Here, briefly in Java :
if may be replaced by the Observable/Observer Pattern, more useful, stable and secure.
A type is defined in enum, each typeName of refer to an Observer, the ordinal() position in enum give the bit of the type [ordinalBitOfType].
A muscle have a set of one or more ordinalBitOfType
The Observable have a HashSet of ordinalBitOfType to request: enumType.ARMS.ordinal() and enumType.TORSO.ordinal()
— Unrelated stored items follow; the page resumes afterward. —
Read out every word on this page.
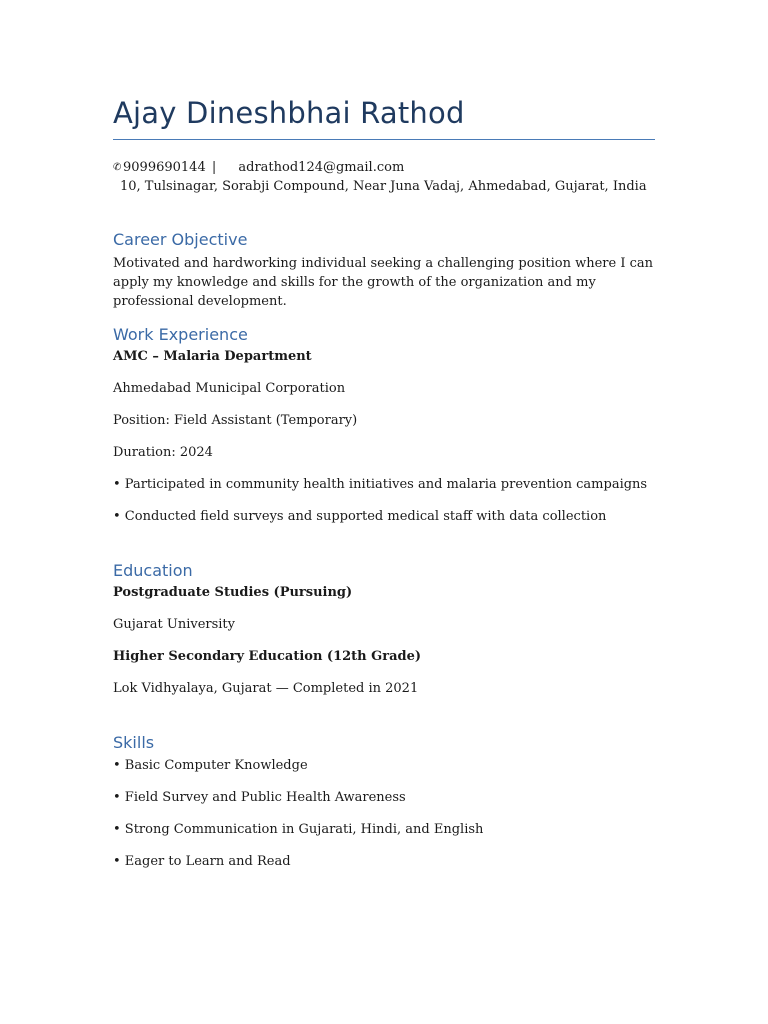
Ajay Dineshbhai Rathod
✆ 9099690144 | adrathod124@gmail.com
10, Tulsinagar, Sorabji Compound, Near Juna Vadaj, Ahmedabad, Gujarat, India
Career Objective
Motivated and hardworking individual seeking a challenging position where I can apply my knowledge and skills for the growth of the organization and my professional development.
Work Experience
AMC – Malaria Department
Ahmedabad Municipal Corporation
Position: Field Assistant (Temporary)
Duration: 2024
• Participated in community health initiatives and malaria prevention campaigns
• Conducted field surveys and supported medical staff with data collection
Education
Postgraduate Studies (Pursuing)
Gujarat University
Higher Secondary Education (12th Grade)
Lok Vidhyalaya, Gujarat — Completed in 2021
Skills
• Basic Computer Knowledge
• Field Survey and Public Health Awareness
• Strong Communication in Gujarati, Hindi, and English
• Eager to Learn and Read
Then it activates observers. All concerned Observers print "hello" and can update Map or something else in the Observable, others do nothing.
EDIT
In Observable/Observer Pattern only one if by Observer is needed to respond at : is myBit contained in the Observable.Set?
If you create New types, you have to create new Obervers, don't worry about already Observers jobs, they will work fine, just put the new bits in the right muscles.
You can had Observable Pattern in a Observer for nested if.
Take care, you cannot decide the order of the Observers called by the JVM.
EDIT 2 : some rewriting + O'Reilly book
The clearest book about Pattern design I've read : "Head First Design Patterns", encourage to master it.
EDIT 3
I open a second answer because I realize I was blinded by the if/then/else problem, and also because Observable instance passed to an Observer which can modify it, is a good pattern for limited and stable parameters to manage intricated ifs.